Les socialistes divisés

A ce titre, le nouvel épisode ivoirien est un bon exemple de cette forme de malédiction qui pèse avec constance sur l’idéal d’«autodétermination» et d’émancipation, qui anime, par culture, bon nombre de militants ou de citoyens de gauche. Avant l’élection, il s’est trouvé des responsables socialistes, tels Jack Lang et Jean-Christophe Cambadélis, pour vouloir soutenir Laurent Gbagbo. L’opinion publique française apprenait avec surprise que les mêmes étaient venus sur place, pendant la campagne électorale, soutenir la candidature du président en exercice. A écouter, alors, Jack Lang, par exemple, son «cher Laurent» était «un homme de gauche».

Alors même que l’ONU, les organisations africaines, la France et les Etats-Unis, dénonçaient le blocage du résultat électoral du 28 novembre, des hommes de convictions, comme Henri Emmanuelli, François Loncle ou Jean-Marie Le Guen exprimaient bien des soupçons de fraude, à l’occasion de cette présidentielle, mais à l’opposé de ceux avancés par l’immense majorité des observateurs et des parrains internationaux de ce scrutin. A suivre ces socialistes-là, les premières heures, on avait l’impression que c’était l’autre camp, celui d’Alassane Ouattara, qui avait triché, et la commission électorale indépendante qui avait laissé faire.

Puis l’un après l’autre, devant l’évolution de la situation, les mêmes ont enfin conseillé eux aussi à Laurent Gbagbo d’accepter sa défaite, et de s’en aller. Mais c’était dit de mauvaise grâce. A regret. On sentait le poids de la rue de Solferino, derrière leurs revirements. Eux-mêmes, à leur ton, à leur air navré, paraissaient apparenter leur sentence à une sorte de trahison, comme s’ils étaient conscients d’abandonner un ami à la porte d’une prison. Pour tout le monde, opinion publique, médias, gouvernements occidentaux, à travers les récits, les images des événements, ceux de 2010 comme ceux de novembre 2004, Laurent Gbagbo ressemble fort à un dictateur, et désormais à un putschiste, mais ils étaient encore quelques-uns à sembler penser autrement.

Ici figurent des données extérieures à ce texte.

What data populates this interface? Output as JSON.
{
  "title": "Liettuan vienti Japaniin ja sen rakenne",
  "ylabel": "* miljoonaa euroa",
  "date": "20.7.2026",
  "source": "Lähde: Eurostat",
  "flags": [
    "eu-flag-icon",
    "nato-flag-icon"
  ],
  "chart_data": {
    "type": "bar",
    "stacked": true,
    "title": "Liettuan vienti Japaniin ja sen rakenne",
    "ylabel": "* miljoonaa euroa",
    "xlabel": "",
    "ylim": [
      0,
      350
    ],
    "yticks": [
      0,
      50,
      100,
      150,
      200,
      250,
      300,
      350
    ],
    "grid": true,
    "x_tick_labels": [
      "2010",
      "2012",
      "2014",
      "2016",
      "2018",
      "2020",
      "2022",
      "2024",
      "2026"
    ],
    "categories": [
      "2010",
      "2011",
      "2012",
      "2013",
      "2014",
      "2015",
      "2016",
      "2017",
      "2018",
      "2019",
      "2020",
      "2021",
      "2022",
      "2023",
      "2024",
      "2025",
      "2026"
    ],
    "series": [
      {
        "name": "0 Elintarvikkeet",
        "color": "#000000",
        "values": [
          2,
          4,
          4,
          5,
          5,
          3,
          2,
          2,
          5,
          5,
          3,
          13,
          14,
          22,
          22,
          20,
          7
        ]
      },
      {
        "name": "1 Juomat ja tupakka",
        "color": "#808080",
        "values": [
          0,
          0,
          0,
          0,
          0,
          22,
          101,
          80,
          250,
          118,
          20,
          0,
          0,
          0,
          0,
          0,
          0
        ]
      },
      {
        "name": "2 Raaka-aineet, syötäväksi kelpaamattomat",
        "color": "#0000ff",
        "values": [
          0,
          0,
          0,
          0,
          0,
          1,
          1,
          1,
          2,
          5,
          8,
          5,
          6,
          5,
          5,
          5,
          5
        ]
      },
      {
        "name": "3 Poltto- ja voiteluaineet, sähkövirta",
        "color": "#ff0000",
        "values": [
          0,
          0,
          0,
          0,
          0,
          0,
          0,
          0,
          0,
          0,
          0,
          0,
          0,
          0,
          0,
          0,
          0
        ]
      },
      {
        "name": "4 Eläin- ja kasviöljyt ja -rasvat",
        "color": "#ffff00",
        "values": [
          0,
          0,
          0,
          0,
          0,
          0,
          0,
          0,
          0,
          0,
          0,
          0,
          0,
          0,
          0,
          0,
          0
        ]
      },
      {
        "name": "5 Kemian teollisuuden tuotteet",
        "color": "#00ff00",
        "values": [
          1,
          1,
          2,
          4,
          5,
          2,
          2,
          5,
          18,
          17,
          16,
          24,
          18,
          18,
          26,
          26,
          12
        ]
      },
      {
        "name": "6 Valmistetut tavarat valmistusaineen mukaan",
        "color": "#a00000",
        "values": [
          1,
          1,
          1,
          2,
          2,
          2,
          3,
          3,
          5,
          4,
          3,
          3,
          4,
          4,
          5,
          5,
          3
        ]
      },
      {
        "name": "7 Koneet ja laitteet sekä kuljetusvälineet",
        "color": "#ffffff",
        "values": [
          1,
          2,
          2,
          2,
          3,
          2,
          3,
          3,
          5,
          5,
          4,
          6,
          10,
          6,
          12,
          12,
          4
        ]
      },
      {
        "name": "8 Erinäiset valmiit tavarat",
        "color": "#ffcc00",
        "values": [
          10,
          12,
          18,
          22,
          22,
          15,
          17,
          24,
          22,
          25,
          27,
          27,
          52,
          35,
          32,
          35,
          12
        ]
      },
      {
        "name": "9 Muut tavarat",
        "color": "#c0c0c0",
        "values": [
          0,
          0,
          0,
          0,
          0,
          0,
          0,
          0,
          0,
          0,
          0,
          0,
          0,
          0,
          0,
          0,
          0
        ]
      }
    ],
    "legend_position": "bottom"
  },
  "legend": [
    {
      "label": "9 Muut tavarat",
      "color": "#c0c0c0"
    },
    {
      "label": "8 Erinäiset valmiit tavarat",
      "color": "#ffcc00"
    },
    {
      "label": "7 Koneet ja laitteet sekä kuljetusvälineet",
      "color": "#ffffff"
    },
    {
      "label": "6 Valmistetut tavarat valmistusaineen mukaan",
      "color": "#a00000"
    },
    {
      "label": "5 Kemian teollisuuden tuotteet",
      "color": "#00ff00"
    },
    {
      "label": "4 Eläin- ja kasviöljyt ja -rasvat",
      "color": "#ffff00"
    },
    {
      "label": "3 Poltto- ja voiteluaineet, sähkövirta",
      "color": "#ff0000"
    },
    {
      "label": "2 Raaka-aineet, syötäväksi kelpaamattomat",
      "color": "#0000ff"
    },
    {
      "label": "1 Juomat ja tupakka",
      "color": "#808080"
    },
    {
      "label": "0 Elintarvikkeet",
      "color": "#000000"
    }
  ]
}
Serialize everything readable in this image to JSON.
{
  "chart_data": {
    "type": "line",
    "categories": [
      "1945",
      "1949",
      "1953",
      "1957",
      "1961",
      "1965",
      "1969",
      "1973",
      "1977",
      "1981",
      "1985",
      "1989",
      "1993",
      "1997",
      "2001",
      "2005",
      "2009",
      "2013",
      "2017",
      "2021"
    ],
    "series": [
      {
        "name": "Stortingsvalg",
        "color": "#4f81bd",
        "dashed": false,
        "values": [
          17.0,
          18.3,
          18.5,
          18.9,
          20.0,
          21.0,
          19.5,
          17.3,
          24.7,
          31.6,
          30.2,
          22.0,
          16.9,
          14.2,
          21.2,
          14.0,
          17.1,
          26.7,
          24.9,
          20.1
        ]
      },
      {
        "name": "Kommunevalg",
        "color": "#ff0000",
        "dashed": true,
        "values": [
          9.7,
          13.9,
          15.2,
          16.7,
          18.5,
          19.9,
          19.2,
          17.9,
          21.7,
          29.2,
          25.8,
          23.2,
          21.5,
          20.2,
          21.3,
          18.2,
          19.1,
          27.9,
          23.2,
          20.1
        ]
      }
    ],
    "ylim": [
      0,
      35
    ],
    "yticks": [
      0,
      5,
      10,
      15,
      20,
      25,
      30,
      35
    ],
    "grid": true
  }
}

De militant réfugié à personnage «infréquentable»

C’est que Laurent Gbagbo n’a pas toujours été le personnage déclaré «infréquentable» par François Hollande, en 2004, après l’épreuve de force déclenchée par le président ivoirien, en novembre de cette année-là, «la chasse au blanc», dans les rues d’Abidjan, et la mort de neuf militaires français, bombardés par l’aviation gouvernementale. Les socialistes ont connu cet homme-là dans un tout autre contexte. Parmi les Ivoiriens proscrits, exilés à Paris, dans les années 1980, qui tentaient de s’opposer à leur président-dictateur, Félix Houphouët-Boigny, alors maître d’œuvre de la Françafrique.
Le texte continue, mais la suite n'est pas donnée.